Sri Aurobindo wrote prophetically, long ago, that the future poetry “transcending the more intellectualised or externally vital and sensational expression” would speak “wholly in the language of an intuitive mind and vision and imagination, intuitive sense, intuitive emotion, intuitive vital feeling, which can seize in a peculiarly intimate light of knowledge by a spiritual identity the inmost thought, sight, image, sense, life, feeling of that which it is missioned to utter. The voice of poetry comes from a region above us, a plane of our being above and beyond our personal intelligence, a supermind which sees things in their inmost and largest truth by a spiritual identity and a lustrous effulgency and rapture and its native language is a revelatory, inspired, intuitive word limpid or subtly vibrant or densely packed with the glory of this ecstasy.” He saw five suns of truth-beauty-delight-life-spirit in the sky of poetry waiting for us to receive their glow and warmth. Our creative endeavour should be to open ourselves to them.

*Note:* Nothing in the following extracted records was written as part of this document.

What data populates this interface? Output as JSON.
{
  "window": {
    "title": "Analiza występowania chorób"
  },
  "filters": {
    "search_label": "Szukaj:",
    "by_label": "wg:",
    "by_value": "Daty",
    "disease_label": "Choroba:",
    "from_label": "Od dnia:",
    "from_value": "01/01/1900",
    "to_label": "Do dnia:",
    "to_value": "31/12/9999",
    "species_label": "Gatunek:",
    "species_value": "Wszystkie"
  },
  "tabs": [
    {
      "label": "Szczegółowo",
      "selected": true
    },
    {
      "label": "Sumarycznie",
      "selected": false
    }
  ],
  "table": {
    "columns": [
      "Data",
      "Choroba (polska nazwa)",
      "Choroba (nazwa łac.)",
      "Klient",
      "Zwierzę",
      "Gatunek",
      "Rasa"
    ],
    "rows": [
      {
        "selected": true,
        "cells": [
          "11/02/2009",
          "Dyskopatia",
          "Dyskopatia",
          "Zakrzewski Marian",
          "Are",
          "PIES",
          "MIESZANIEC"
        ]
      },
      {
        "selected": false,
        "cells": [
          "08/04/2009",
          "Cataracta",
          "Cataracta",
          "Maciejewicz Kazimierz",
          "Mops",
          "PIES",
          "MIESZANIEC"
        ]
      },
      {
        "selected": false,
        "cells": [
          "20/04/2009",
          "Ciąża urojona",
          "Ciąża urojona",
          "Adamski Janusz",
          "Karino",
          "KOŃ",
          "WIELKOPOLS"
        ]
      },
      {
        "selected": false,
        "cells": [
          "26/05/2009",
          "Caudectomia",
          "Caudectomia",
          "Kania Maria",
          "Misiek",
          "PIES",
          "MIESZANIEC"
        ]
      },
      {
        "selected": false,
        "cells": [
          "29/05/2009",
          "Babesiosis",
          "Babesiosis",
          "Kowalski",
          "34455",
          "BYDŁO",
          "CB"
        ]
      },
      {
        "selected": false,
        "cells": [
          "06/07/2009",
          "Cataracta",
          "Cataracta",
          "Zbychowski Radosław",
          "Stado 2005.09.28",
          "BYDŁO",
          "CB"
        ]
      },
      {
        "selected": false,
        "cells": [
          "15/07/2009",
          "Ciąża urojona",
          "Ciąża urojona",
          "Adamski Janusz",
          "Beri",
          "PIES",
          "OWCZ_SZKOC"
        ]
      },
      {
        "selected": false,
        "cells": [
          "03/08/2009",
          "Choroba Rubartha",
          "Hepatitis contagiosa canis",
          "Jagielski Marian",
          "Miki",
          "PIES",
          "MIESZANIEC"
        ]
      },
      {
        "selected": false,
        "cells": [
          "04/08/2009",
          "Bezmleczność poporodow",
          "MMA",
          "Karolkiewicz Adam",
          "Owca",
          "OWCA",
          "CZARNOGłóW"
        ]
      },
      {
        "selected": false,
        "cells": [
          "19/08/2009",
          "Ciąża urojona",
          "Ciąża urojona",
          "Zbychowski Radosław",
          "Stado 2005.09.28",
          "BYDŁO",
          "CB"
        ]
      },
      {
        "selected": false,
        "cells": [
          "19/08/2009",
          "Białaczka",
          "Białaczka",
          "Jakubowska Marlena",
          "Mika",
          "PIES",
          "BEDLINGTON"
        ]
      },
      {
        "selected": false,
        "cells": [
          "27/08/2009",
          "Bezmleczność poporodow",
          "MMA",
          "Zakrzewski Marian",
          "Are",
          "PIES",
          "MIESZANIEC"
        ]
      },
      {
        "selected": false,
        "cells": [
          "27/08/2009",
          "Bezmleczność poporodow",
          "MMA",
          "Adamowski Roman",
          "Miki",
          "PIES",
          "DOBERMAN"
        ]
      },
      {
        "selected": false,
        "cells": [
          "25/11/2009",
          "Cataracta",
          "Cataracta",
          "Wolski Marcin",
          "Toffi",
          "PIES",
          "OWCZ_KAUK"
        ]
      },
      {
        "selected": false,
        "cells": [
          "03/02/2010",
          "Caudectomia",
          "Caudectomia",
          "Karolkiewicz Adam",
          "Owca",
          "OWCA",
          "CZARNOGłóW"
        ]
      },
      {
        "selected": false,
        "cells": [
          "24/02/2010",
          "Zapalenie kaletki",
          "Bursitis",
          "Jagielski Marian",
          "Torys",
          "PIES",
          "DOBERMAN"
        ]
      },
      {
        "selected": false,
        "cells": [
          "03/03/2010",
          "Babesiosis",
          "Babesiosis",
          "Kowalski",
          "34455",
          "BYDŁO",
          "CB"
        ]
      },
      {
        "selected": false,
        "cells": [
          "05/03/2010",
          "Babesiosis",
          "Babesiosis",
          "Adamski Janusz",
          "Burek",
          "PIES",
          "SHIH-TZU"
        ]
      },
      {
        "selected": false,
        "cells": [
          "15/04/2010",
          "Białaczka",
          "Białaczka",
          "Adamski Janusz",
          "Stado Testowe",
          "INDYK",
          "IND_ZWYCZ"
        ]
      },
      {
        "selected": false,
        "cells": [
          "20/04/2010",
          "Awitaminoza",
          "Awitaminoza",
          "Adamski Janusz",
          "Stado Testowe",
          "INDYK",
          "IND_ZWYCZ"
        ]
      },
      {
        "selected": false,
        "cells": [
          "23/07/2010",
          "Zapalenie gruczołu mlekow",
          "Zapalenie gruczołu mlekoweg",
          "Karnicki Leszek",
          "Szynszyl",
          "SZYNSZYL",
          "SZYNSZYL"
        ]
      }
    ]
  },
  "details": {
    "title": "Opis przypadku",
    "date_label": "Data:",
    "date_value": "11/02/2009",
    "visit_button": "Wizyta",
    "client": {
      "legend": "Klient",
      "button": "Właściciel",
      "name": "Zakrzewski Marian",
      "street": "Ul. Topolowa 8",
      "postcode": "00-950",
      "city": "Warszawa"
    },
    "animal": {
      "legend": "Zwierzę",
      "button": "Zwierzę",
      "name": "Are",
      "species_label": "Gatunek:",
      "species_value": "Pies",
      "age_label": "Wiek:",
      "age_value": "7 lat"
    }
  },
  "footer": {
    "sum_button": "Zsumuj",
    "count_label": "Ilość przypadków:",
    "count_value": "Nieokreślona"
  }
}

Students who graduated themselves from Sri Aurobindo’s Department of Poetry received magnificences of these suns in Sri Aurobindo’s plenty. “The silent wonders of eternity” that were waiting for the inspired utterance suddenly found in rock-hewn images the quivering lips that speak of the blue skies and the golden truths. We witness the ear of ears and the eye of eyes waking to the subtleties of sense and sound, marvelling at the mystery of God’s creation even in Time. Not only did Sri Aurobindo himself write seizing “the absolute in shapes that pass”; he also encouraged actively and positively his disciples who came forward to participate in such an apocalyptic adventure. Amal-kiran was one among the most prominent practitioners of this new poetry, Poetry of the Future. He invoked heaven’s light in the inner chamber and called out the occult fire from the depths of the being to take the form of the deeply expressive and intuitive Word. His was the Hymn of Affirmation welcoming the Aurobindonian Muse, a chant in the praise of Ahana of the Eternal. Glory to the New Dawn appearing on the poetic horizon!